Blue Jasmine - Woody Allen (2013)




Jasmine s’appelle en réalité Jeannette. Mais Jeanette, ça fait tellement prolo, qu’elle préfère Jasmine. Elle a rencontré son mari, aujourd’hui suicidé après avoir été jugé pour indélicate utilisation de l’argent des autres, sur les paroles de Blue Moon. Si vous avez oublié les paroles de Blue Moon, le film ne vous aidera pas (mais ce blog si !)

Jasmine les a oubliées, elle aussi.

Et c’est normal, après avoir été retrouvée balbultiante dans la rue, on lui a administré quelques séances de thérapie « Edison », du nom de l’inventeur de l’électricité. Elle a les fils qui se touchent, Jasmine, depuis qu’elle est fauchée.


Nous voyons Jasmine, par flashbacks interposés, avant sa déchéance : belle et coquette, radieuse dans son cocon soyeux de luxe et de piscines à débordement, sur son transat, dans les salles toutes de boiseries douillettes de sa villa, dans des cocktails… Jasmine est la femme entretenue par excellence : elle a quitté ses études d’anthropologie au milieu du dernier trimestre, pour se marier à son financier véreux. Depuis, elle « claque par habitude » tout l’argent qu’il gagne, elle ne veut pas trop savoir comment.

Oh, bien sûr, elle surprend des conversations douteuses, et elle n’est pas bien sûre de ce qu’il fait de ses journées, mais elle s’en fiche, Jasmine. Elle a besoin qu’on lui offre des bijoux et des piscines. Elle n’est pas faite en coton, Jasmine, elle est faite en soie. La soie, ça vit doucement, richement.

Tout au long du film, elle n’aura de cesse de revendiquer cet incontournable état de fait : elle ne mérite que le meilleur.
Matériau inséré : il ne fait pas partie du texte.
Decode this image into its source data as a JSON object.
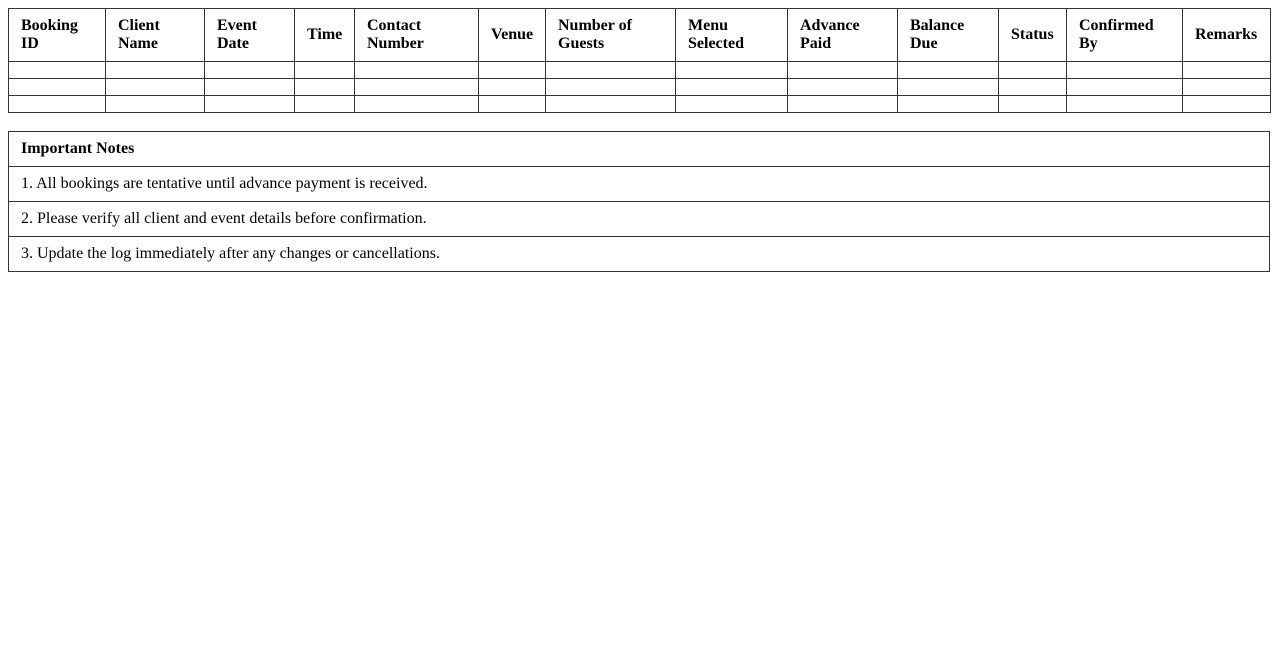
{
  "booking_table": {
    "columns": [
      "Booking ID",
      "Client Name",
      "Event Date",
      "Time",
      "Contact Number",
      "Venue",
      "Number of Guests",
      "Menu Selected",
      "Advance Paid",
      "Balance Due",
      "Status",
      "Confirmed By",
      "Remarks"
    ],
    "rows": [
      [
        "",
        "",
        "",
        "",
        "",
        "",
        "",
        "",
        "",
        "",
        "",
        "",
        ""
      ],
      [
        "",
        "",
        "",
        "",
        "",
        "",
        "",
        "",
        "",
        "",
        "",
        "",
        ""
      ],
      [
        "",
        "",
        "",
        "",
        "",
        "",
        "",
        "",
        "",
        "",
        "",
        "",
        ""
      ]
    ]
  },
  "notes": {
    "title": "Important Notes",
    "items": [
      "1. All bookings are tentative until advance payment is received.",
      "2. Please verify all client and event details before confirmation.",
      "3. Update the log immediately after any changes or cancellations."
    ]
  }
}
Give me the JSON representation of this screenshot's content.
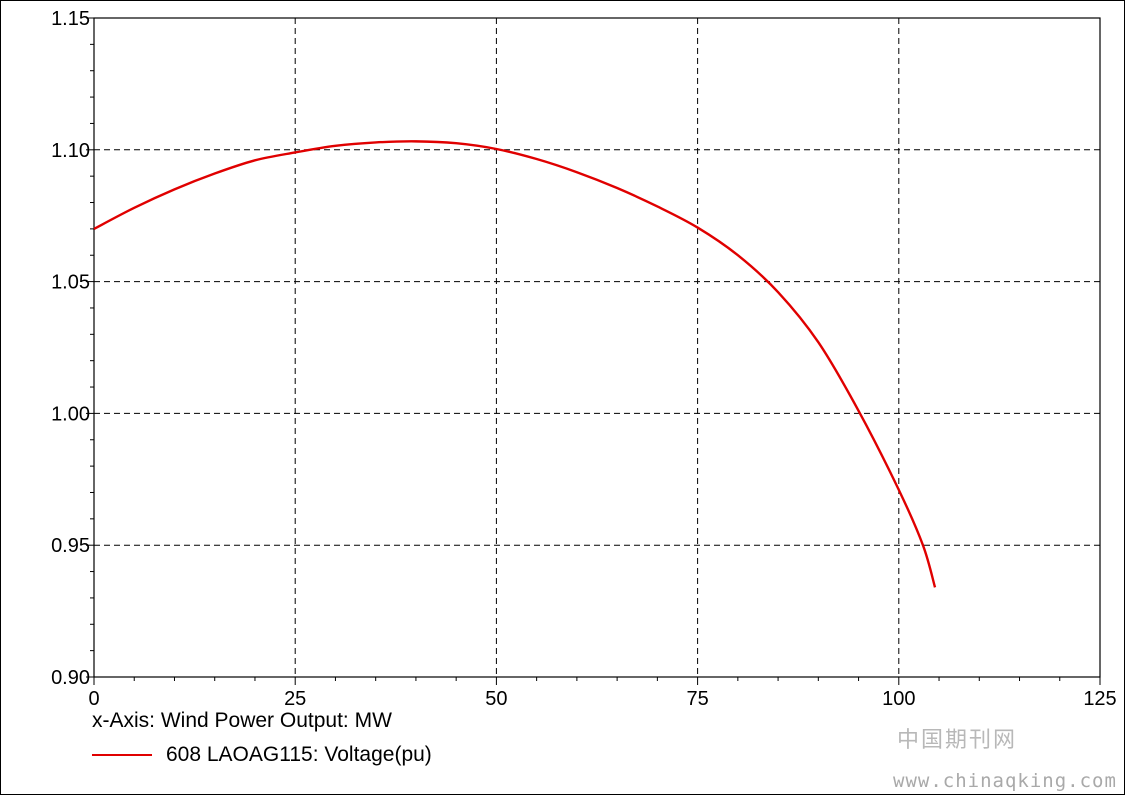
{
  "chart_data": {
    "type": "line",
    "x_axis_caption": "x-Axis: Wind Power Output: MW",
    "xlim": [
      0,
      125
    ],
    "ylim": [
      0.9,
      1.15
    ],
    "x_ticks": [
      "0",
      "25",
      "50",
      "75",
      "100",
      "125"
    ],
    "y_ticks": [
      "0.90",
      "0.95",
      "1.00",
      "1.05",
      "1.10",
      "1.15"
    ],
    "grid": true,
    "legend": "bottom-left",
    "series": [
      {
        "name": "608 LAOAG115: Voltage(pu)",
        "color": "#e00000",
        "x": [
          0,
          5,
          10,
          15,
          20,
          25,
          30,
          35,
          40,
          45,
          50,
          55,
          60,
          65,
          70,
          75,
          80,
          85,
          90,
          95,
          100,
          103,
          104.5
        ],
        "y": [
          1.07,
          1.078,
          1.085,
          1.091,
          1.096,
          1.099,
          1.1015,
          1.1028,
          1.1032,
          1.1025,
          1.1003,
          1.0965,
          1.0915,
          1.0855,
          1.0785,
          1.0705,
          1.06,
          1.046,
          1.027,
          1.001,
          0.971,
          0.95,
          0.934
        ]
      }
    ]
  },
  "watermark": {
    "cn": "中国期刊网",
    "url": "www.chinaqking.com"
  }
}
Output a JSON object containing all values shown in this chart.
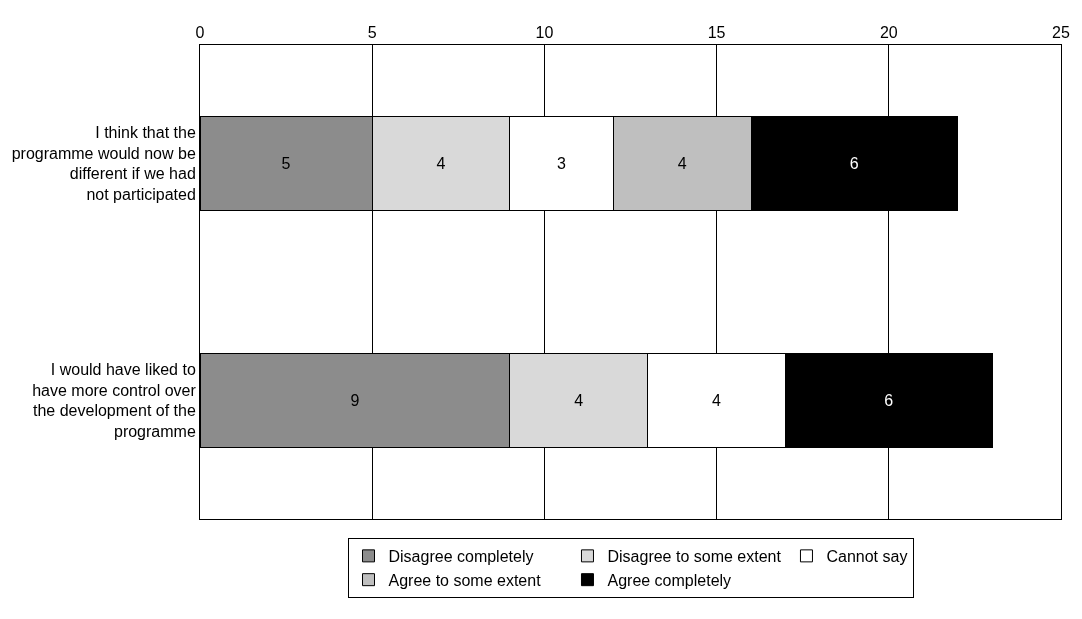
{
  "chart_data": {
    "type": "bar",
    "orientation": "horizontal",
    "stacked": true,
    "data_labels": true,
    "categories": [
      "I think that the programme would now be different if we had not participated",
      "I would have liked to have more control over the development of the programme"
    ],
    "series": [
      {
        "name": "Disagree completely",
        "color": "#8c8c8c",
        "values": [
          5,
          9
        ]
      },
      {
        "name": "Disagree to some extent",
        "color": "#d9d9d9",
        "values": [
          4,
          4
        ]
      },
      {
        "name": "Cannot say",
        "color": "#ffffff",
        "values": [
          3,
          4
        ]
      },
      {
        "name": "Agree to some extent",
        "color": "#bfbfbf",
        "values": [
          4,
          null
        ]
      },
      {
        "name": "Agree completely",
        "color": "#000000",
        "values": [
          6,
          6
        ]
      }
    ],
    "xlim": [
      0,
      25
    ],
    "xticks": [
      0,
      5,
      10,
      15,
      20,
      25
    ],
    "grid": "x",
    "legend": "bottom"
  }
}
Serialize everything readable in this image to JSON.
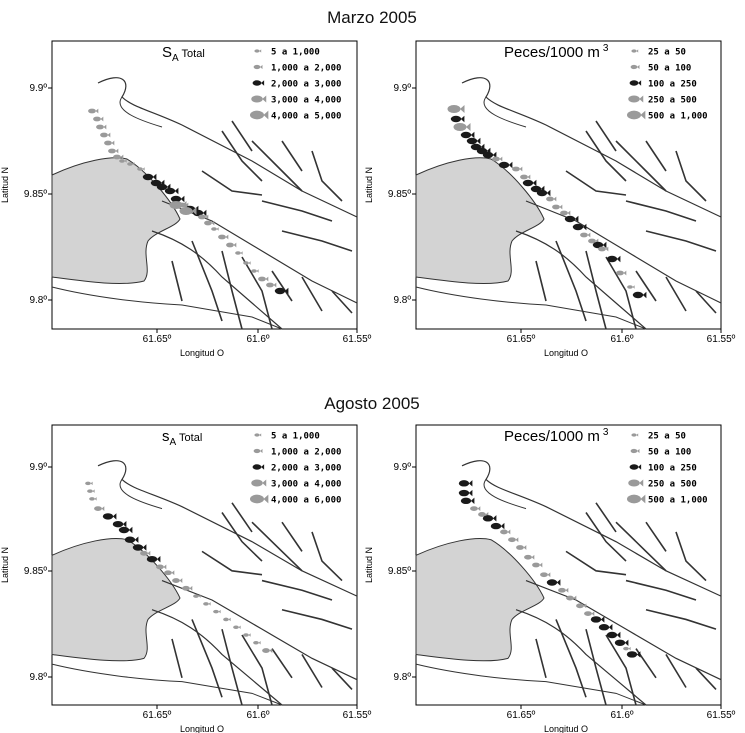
{
  "titles": [
    "Marzo 2005",
    "Agosto 2005"
  ],
  "axes": {
    "ylabel": "Latitud N",
    "xlabel": "Longitud O",
    "yticks": [
      "9.9º",
      "9.85º",
      "9.8º"
    ],
    "xticks": [
      "61.65º",
      "61.6º",
      "61.55º"
    ]
  },
  "panels": [
    {
      "id": "marzo-sa",
      "legend_title": "S",
      "legend_sub": "A",
      "legend_tail": " Total",
      "classes": [
        "5 a 1,000",
        "1,000 a 2,000",
        "2,000 a 3,000",
        "3,000 a 4,000",
        "4,000 a 5,000"
      ]
    },
    {
      "id": "marzo-peces",
      "legend_title": "Peces/1000 m",
      "legend_sup": "3",
      "classes": [
        "25 a 50",
        "50 a 100",
        "100 a 250",
        "250 a 500",
        "500 a 1,000"
      ]
    },
    {
      "id": "agosto-sa",
      "legend_title": "s",
      "legend_sub": "A",
      "legend_tail": " Total",
      "classes": [
        "5 a 1,000",
        "1,000 a 2,000",
        "2,000 a 3,000",
        "3,000 a 4,000",
        "4,000 a 6,000"
      ]
    },
    {
      "id": "agosto-peces",
      "legend_title": "Peces/1000 m",
      "legend_sup": "3",
      "classes": [
        "25 a 50",
        "50 a 100",
        "100 a 250",
        "250 a 500",
        "500 a 1,000"
      ]
    }
  ],
  "colors": {
    "land_fill": "#d3d3d3",
    "dark_fish": "#1a1a1a",
    "gray_fish": "#9a9a9a",
    "coast": "#333333"
  }
}
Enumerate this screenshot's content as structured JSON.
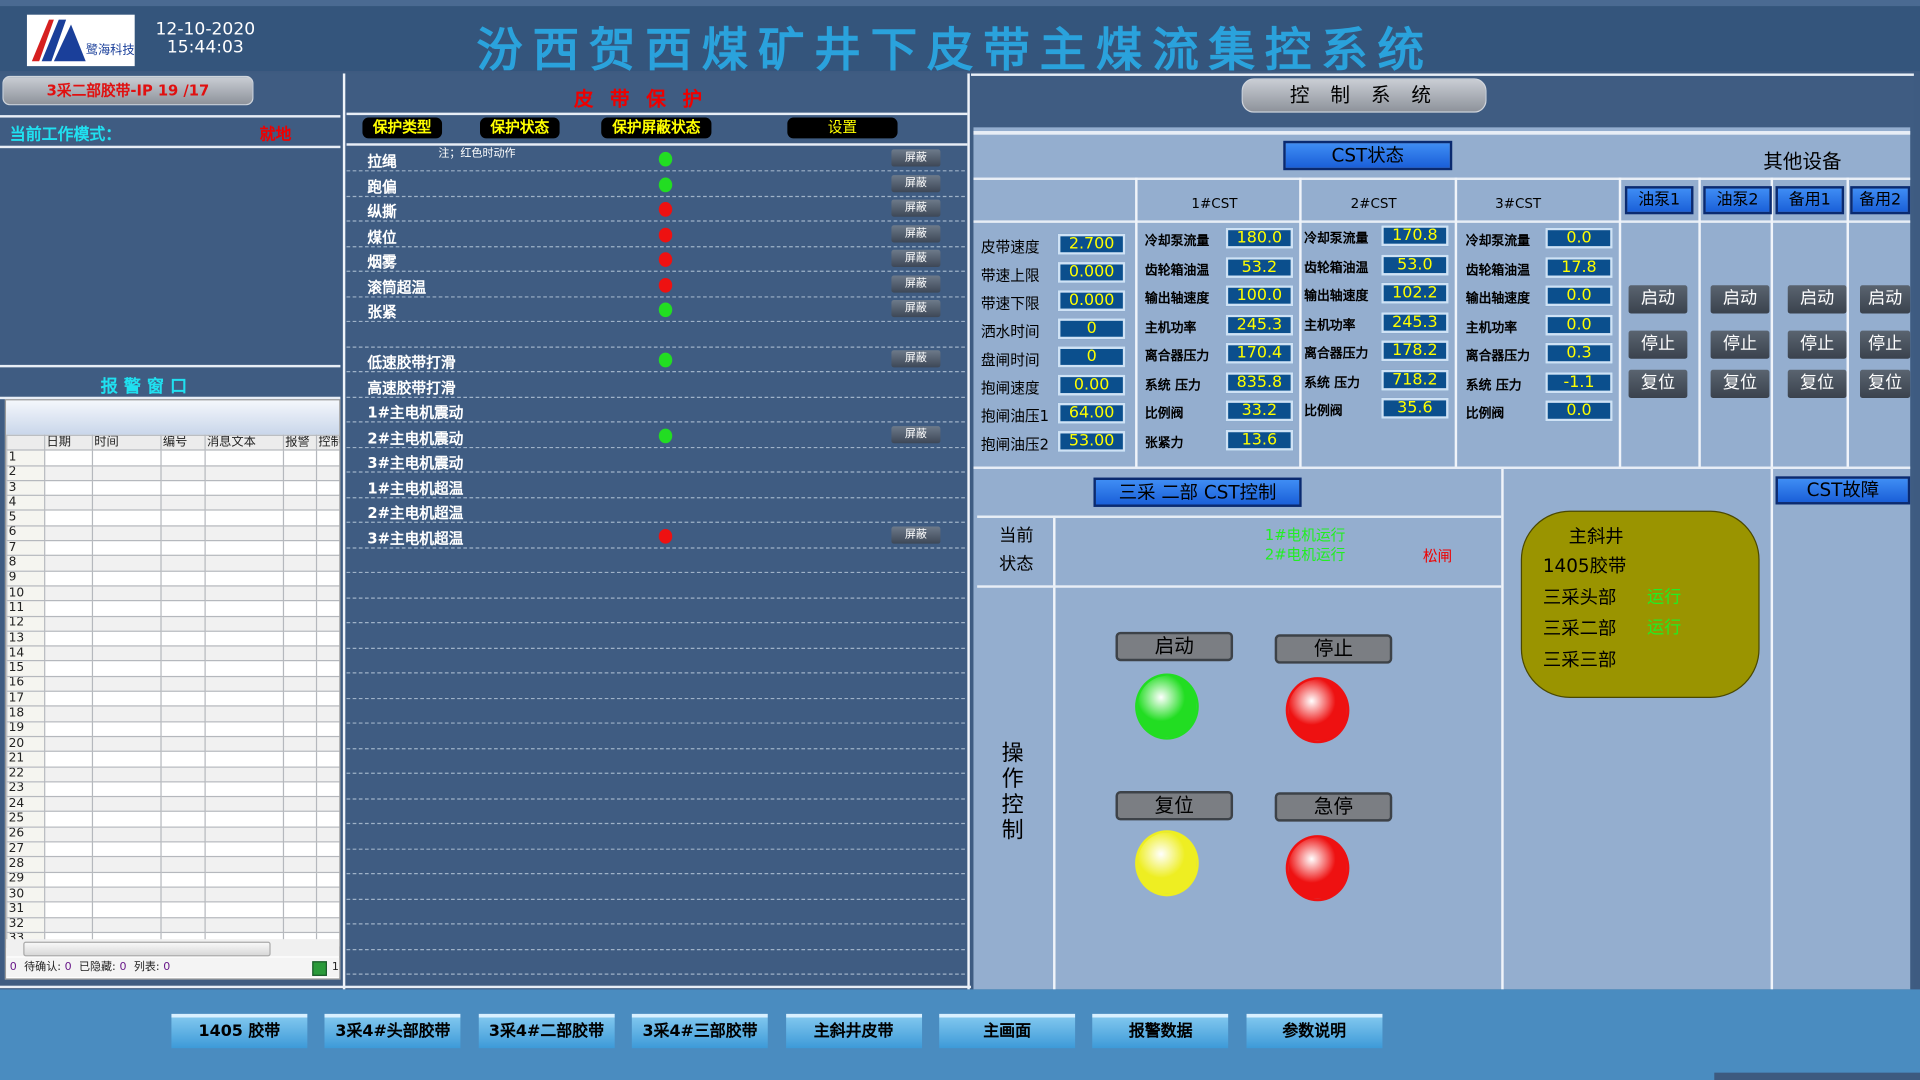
{
  "header": {
    "date": "12-10-2020",
    "time": "15:44:03",
    "title": "汾西贺西煤矿井下皮带主煤流集控系统",
    "logo_text": "鹭海科技"
  },
  "left": {
    "device_button": "3采二部胶带-IP 19 /17",
    "mode_label": "当前工作模式：",
    "mode_value": "就地",
    "alarm_title": "报 警 窗 口",
    "alarm_columns": [
      "",
      "日期",
      "时间",
      "编号",
      "消息文本",
      "报警",
      "控制器",
      "扌"
    ],
    "alarm_row_count": 33,
    "status": [
      {
        "label": "",
        "value": "0"
      },
      {
        "label": "待确认:",
        "value": "0"
      },
      {
        "label": "已隐藏:",
        "value": "0"
      },
      {
        "label": "列表:",
        "value": "0"
      }
    ],
    "status_tail": "1"
  },
  "protection": {
    "title": "皮 带 保 护",
    "headers": [
      "保护类型",
      "保护状态",
      "保护屏蔽状态",
      "设置"
    ],
    "note": "注；红色时动作",
    "shield_label": "屏蔽",
    "rows": [
      {
        "name": "拉绳",
        "status": "green",
        "shield": true
      },
      {
        "name": "跑偏",
        "status": "green",
        "shield": true
      },
      {
        "name": "纵撕",
        "status": "red",
        "shield": true
      },
      {
        "name": "煤位",
        "status": "red",
        "shield": true
      },
      {
        "name": "烟雾",
        "status": "red",
        "shield": true
      },
      {
        "name": "滚筒超温",
        "status": "red",
        "shield": true
      },
      {
        "name": "张紧",
        "status": "green",
        "shield": true
      },
      {
        "name": "",
        "status": "none",
        "shield": false
      },
      {
        "name": "低速胶带打滑",
        "status": "green",
        "shield": true
      },
      {
        "name": "高速胶带打滑",
        "status": "none",
        "shield": false
      },
      {
        "name": "1#主电机震动",
        "status": "none",
        "shield": false
      },
      {
        "name": "2#主电机震动",
        "status": "green",
        "shield": true
      },
      {
        "name": "3#主电机震动",
        "status": "none",
        "shield": false
      },
      {
        "name": "1#主电机超温",
        "status": "none",
        "shield": false
      },
      {
        "name": "2#主电机超温",
        "status": "none",
        "shield": false
      },
      {
        "name": "3#主电机超温",
        "status": "red",
        "shield": true
      }
    ]
  },
  "control": {
    "title": "控 制 系 统",
    "cst_status": "CST状态",
    "other_devices": "其他设备",
    "belt": [
      {
        "label": "皮带速度",
        "value": "2.700"
      },
      {
        "label": "带速上限",
        "value": "0.000"
      },
      {
        "label": "带速下限",
        "value": "0.000"
      },
      {
        "label": "洒水时间",
        "value": "0"
      },
      {
        "label": "盘闸时间",
        "value": "0"
      },
      {
        "label": "抱闸速度",
        "value": "0.00"
      },
      {
        "label": "抱闸油压1",
        "value": "64.00"
      },
      {
        "label": "抱闸油压2",
        "value": "53.00"
      }
    ],
    "cst": [
      {
        "name": "1#CST",
        "items": [
          {
            "label": "冷却泵流量",
            "value": "180.0"
          },
          {
            "label": "齿轮箱油温",
            "value": "53.2"
          },
          {
            "label": "输出轴速度",
            "value": "100.0"
          },
          {
            "label": "主机功率",
            "value": "245.3"
          },
          {
            "label": "离合器压力",
            "value": "170.4"
          },
          {
            "label": "系统  压力",
            "value": "835.8"
          },
          {
            "label": "比例阀",
            "value": "33.2"
          },
          {
            "label": "张紧力",
            "value": "13.6"
          }
        ]
      },
      {
        "name": "2#CST",
        "items": [
          {
            "label": "冷却泵流量",
            "value": "170.8"
          },
          {
            "label": "齿轮箱油温",
            "value": "53.0"
          },
          {
            "label": "输出轴速度",
            "value": "102.2"
          },
          {
            "label": "主机功率",
            "value": "245.3"
          },
          {
            "label": "离合器压力",
            "value": "178.2"
          },
          {
            "label": "系统  压力",
            "value": "718.2"
          },
          {
            "label": "比例阀",
            "value": "35.6"
          }
        ]
      },
      {
        "name": "3#CST",
        "items": [
          {
            "label": "冷却泵流量",
            "value": "0.0"
          },
          {
            "label": "齿轮箱油温",
            "value": "17.8"
          },
          {
            "label": "输出轴速度",
            "value": "0.0"
          },
          {
            "label": "主机功率",
            "value": "0.0"
          },
          {
            "label": "离合器压力",
            "value": "0.3"
          },
          {
            "label": "系统  压力",
            "value": "-1.1"
          },
          {
            "label": "比例阀",
            "value": "0.0"
          }
        ]
      }
    ],
    "devices": [
      {
        "name": "油泵1"
      },
      {
        "name": "油泵2"
      },
      {
        "name": "备用1"
      },
      {
        "name": "备用2"
      }
    ],
    "device_buttons": [
      "启动",
      "停止",
      "复位"
    ],
    "cst_control_title": "三采 二部 CST控制",
    "current_state_label": [
      "当前",
      "状态"
    ],
    "state_motor1": "1#电机运行",
    "state_motor2": "2#电机运行",
    "state_brake": "松闸",
    "op_label": "操作控制",
    "op_buttons": {
      "start": "启动",
      "stop": "停止",
      "reset": "复位",
      "estop": "急停"
    },
    "lamp_colors": {
      "start": "#22dd22",
      "stop": "#ee1111",
      "reset": "#eeee22",
      "estop": "#ee1111"
    },
    "cst_fault": "CST故障",
    "belt_status": {
      "title": "主斜井",
      "items": [
        {
          "name": "1405胶带",
          "state": ""
        },
        {
          "name": "三采头部",
          "state": "运行"
        },
        {
          "name": "三采二部",
          "state": "运行"
        },
        {
          "name": "三采三部",
          "state": ""
        }
      ]
    }
  },
  "nav": [
    "1405 胶带",
    "3采4#头部胶带",
    "3采4#二部胶带",
    "3采4#三部胶带",
    "主斜井皮带",
    "主画面",
    "报警数据",
    "参数说明"
  ],
  "colors": {
    "title": "#2aa2dc",
    "alarm_red": "#ee0000",
    "running_green": "#22ee22",
    "panel_dark": "#3f5c82",
    "panel_light": "#94aecf"
  }
}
C’est pas qu’elle a du mépris pour les pauvres (allons donc, elle leur donnait de l’argent quand elle en avait !), c’est juste que la pauvreté, c’est pas pour elle.

Ruinée, le souffle court (elle ne peut plus s’offrir de séances de yoga, c’est horrible), elle déboule chez sa sœur, grosso modo caissière chez Prisu (enfin, l’équivalent du coin), qui se fade des « loosers » depuis l’aube des temps. Les cochons étaient bien gardés dans le monde de Jasmine, mais là, tout fout le camp : son rimmel coule et la soie sauvage de ses chemisiers se tâche de sueur au fil de son amère descente sociale.

Les loosers de la sœur n’ont que le mérite d’être pauvres, ils ont tout aussi bien leurs défauts, Woody n’aiment pas les contrastes ! Au moins constatons-nous que les petites gens ont de petits malheurs.

Quoi qu’il en soit… Tout ça, c’est la faute à Jasmine.


Si vous pensez que les femmes sont vénales, allez voir Blue Jasmine.
Si vous pensez que les hommes sont des gros cons, allez voir Blue Jasmine.

Si vous avez besoin d’espoir en l’espèce humaine, allez-y aussi, pour voir la monumentale, stupéfiante, faramineuse (je pèse mes mots) interprétation de Jasmine par Cate Blanchett.